Una de las máximas de Sun Tzu en “El arte de la guerra”, y que bien se aplica a la política, sostiene que la mejor victoria es aquella que se obtiene sin combatir. Esto implica saberse superior en inteligencia y estimular la sensación de derrota física y moral en el enemigo antes de iniciar siquiera cualquier confrontación.
Así como los ejércitos en tiempos de guerra, las organizaciones políticas conciben, planifican y ejecutan organizada y secuencialmente todo tipo de operaciones psicosociales para debilitar y derrotar al enemigo.
A nadie se le escapa que cada sociedad moldea su visión del mundo conforme a ciertas ideas que echan raíces en el tiempo. Tampoco desconocemos que afrontamos una guerra ideológica que comprende la economía, la política, la cultura, la religión, la educación y todo aquello que cimenta el sistema que nos garantiza libertades.
Esta embestida sin pausas ni fronteras busca subvertir el régimen de libertades estableciendo una muy oscura y luenga noche henchida de uniformidades y de construcciones sociales. Por doquier se alude a que esta ‘nueva’ guerra tiene un autor intelectual. Es cierto. Antonio Gramsci, nacido en Ales y fundador del Partido Comunista de Italia en 1921, escribió libros y cuadernos.

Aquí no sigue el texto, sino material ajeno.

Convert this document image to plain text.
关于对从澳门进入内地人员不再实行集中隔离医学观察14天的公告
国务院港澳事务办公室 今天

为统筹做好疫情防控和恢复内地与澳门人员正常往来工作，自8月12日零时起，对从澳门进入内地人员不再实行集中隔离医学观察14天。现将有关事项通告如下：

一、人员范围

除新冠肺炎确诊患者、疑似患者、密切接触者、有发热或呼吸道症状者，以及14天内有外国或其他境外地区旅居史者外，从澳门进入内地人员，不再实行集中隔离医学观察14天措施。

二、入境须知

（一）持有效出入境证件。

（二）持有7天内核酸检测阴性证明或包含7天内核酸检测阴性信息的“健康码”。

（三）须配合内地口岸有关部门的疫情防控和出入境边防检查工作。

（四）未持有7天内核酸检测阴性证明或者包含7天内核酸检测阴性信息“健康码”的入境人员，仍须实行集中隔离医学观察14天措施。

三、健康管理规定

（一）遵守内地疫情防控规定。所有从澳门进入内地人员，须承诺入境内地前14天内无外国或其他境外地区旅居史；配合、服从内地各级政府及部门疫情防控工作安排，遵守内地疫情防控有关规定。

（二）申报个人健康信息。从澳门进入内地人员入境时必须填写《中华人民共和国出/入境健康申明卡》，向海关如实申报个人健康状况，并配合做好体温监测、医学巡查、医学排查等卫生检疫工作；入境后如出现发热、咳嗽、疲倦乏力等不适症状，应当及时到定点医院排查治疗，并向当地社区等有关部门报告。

Siendo marxista, discrepó de Karl Marx sobre cómo alcanzar el comunismo. Marx consideraba que las fuerzas materiales de la producción –vale decir, la estructura económica– generaban la superestructura imperante, conformada por la religión, las leyes, la cultura, el arte, el folclor, la educación y las relaciones de poder del sistema; o sea, el sistema político vigente, principalmente.
En cambio, Gramsci postuló que cambiar las relaciones económicas no era lo que permitiría arribar al comunismo. Más bien, sostuvo que los valores prevalecientes en una sociedad –entiéndase aquellos que alimentaban la religión, las leyes, la cultura, el folclor, la moral y hasta los periódicos– eran parte de la superestructura existente y que no debían percibirse como naturales o inamovibles; por el contrario, había que socavarlos y sustituirlos por los nuevos valores comunistas.
Así, el pensamiento gramsciano plantea una ingeniería psicosocial de largo aliento, en la que toda la axiología –escala de valores– de los dos sistemas más vinculados al individuo –la educación y la religión, principalmente– debían ser objeto de implacable penetración.
En ese predicamento estratégico gramsciano, la nueva educación debe cocinarse a fuego lento, de forma imperceptible, para transformar al educando sin que la sociedad se percate al punto de que, cuando habiendo cambiado el mundo de las ideas y las nuevas ideas sean las del mundo, la resistencia sea mínima y la nueva realidad, la normalidad.
Entendiendo que la Iglesia Católica era el principal bastión de resistencia al comunismo, las nuevas ideas y valores debían penetrar sus entrañas para engendrar una suerte de nueva religión debilitada en sus fundamentos más existenciales.
Acorde con su interpretación histórica eurocéntrica, Gramsci argumentó que debemos alcanzar nuestra felicidad aquí y no en el más allá. Así, previa corrupción de la moral societaria y modeladas todas las esferas de los nuevos individuos, la nueva hegemonía laica sería total, como la de la Iglesia Católica en la Edad Media.
A cuatro años de fundado el Partido Comunista de Italia, el dictador Mussolini lo declaró ilegal –junto con todos los partidos de oposición– en 1926. Gramsci fue encarcelado ese mismo año y trasladado por mala salud a una clínica en 1935, en la que permanecía con restricciones. En 1937 le concedieron la libertad, muriendo pocos días después, sin llevarse a su tumba su gen totalitario. La posta fue tomada por organismos de inteligencia marxista, por intérpretes laicos y de sotana, por partidos y movimientos políticos a los que, en 1990, se sumó la orquesta del Foro de Sao Paulo.
Gramsci, autor muy lector, posiblemente recordó al caballo de Troya, aquel inmenso equino rodante de madera usado como artilugio por los aqueos para ingresar engañosamente a la fortificada ciudad y destruirla desde adentro.
Desde hace mucho tiempo observo un tropel de caballos cabalgados por jinetes comunistas esparciendo semillas de odio y atropellando valores libertarios. ¿O es que afiebrado tan solo alucino con obsesión? ¿Seré yo?